Results and discussion
We successfully developed 18 L. minor and 16 S. polyrhiza microsatellite primers (Table 1 and Table 2) which were tested on samples of duckweeds from Europe or Western Pennsylvania (USA). Some markers were more successful than others (Table 1 and Table 2). All markers amplified in some samples; of these, all 18 L. minor primers and 12 of the 16 S. polyrhiza primers amplified polymorphic loci, having more than one allele. Moreover, these polymorphic loci differed in product length and can be used in multiplex reactions to increase efficiency and lower genotyping costs. We also found that some loci were much more polymorphic than others. For L. minor, these included loci amplified by primers LmR.5.C, LmR.8.B, LmR.15.A, LmR.15.B, LmR.15.C and LmR.26.B, some of which showed high allele richness even when tested on only 28 samples (Table 1). For S. polyrhiza these included loci amplified by primers Sp.1467, Sp.7286, Sp.7814, and Sp.Pso31 (Table 2). Monomorphic loci may still be useful in different duckweed populations (Chapuis & Estoup, 2007). Many microsatellite loci also showed heterogeneity (Supplemental Tables S1 and S2), which helps make the primers more informative to distinguish genotypes. We note that some primers developed in one continent were not tested on samples from the other continent (see caption in Supplemental Tables S1 and S2); we suspect these primers will work across continents given patterns observed in the others, but this remains to be tested.

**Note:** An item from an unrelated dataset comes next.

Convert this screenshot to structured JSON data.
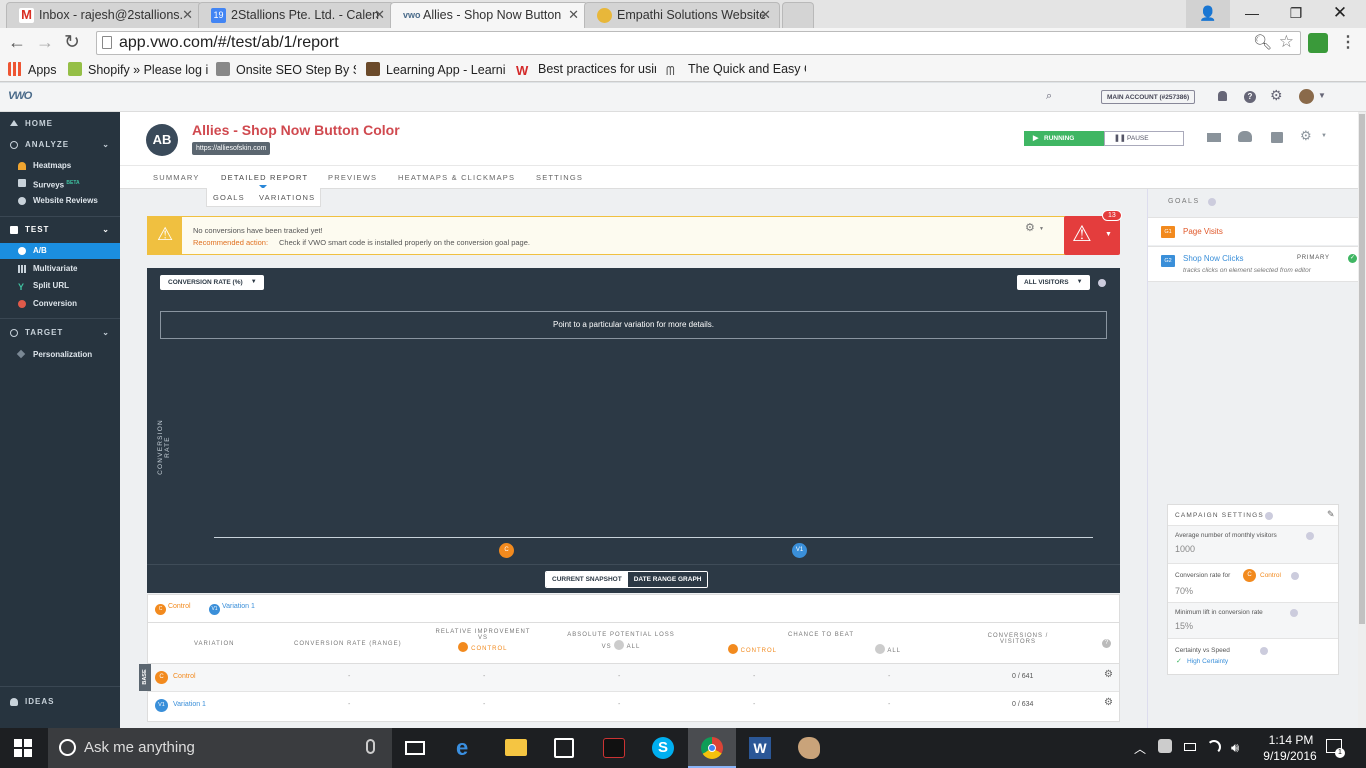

Comparing between species, we saw that S. polyrhiza has lower allelic and genotypic richness across most primers, although we also tested fewer samples of this species. This is consistent with our own recent large-scale sampling (Hobble et al. In preparation) as well as other studies using different genotyping methods, that similarly found low genetic diversity in S. polyrhiza (Bog et al., 2015; Feng et al., 2017; Xu et al., 2015). It has been hypothesized that this low genetic variation in S. polyrhiza is due to its low mutation rate (Xu et al., 2019). In addition, primers differed greatly in average observed heterozygosity, but species had similar mean heterozygosities (0.256 for L. minor and 0.283 for S. polyrhiza). Given that our sampling was designed to find unique genotypes (shallow and widespread) and not characterize populations, we limit our discussion of population genetic indices. The primers we developed can help researchers address various ecological and evolutionary questions as well as better identify and catalogue genotypes for the expanding applied uses of duckweed in bioremediation, biofuel production and as a forage crop.
Supplemental data
Supplemental Table S1: Lemna minor sample collection sites and allele lengths. Supplemental Table S2: Spirodela polyrhiza sample collection sites and allele lengths.
Acknowledgements
We thank Walter Lämmler for sharing duckweed lineages from the Landolt Duckweed Collection. We are grateful to the former Levine Plant Ecology Group at ETH Zurich and the Turcotte Lab for their assistance in maintaining collections. We thank ETH Zurich Genetic Diversity Center and Mary Janecka for help troubleshooting primer development. M.M.T. was supported by the ETH Zurich Center for Adaptation to Changing Environments and now by an NSF grant DEB-1935410.
Author contributions
All authors contributed to testing, optimizing, and evaluating marker data, and contributed to reviewing the manuscript. JEK and MMT wrote the initial draft of the manuscript.
Conflict of interest statement
The authors have no conflicts of interest to report.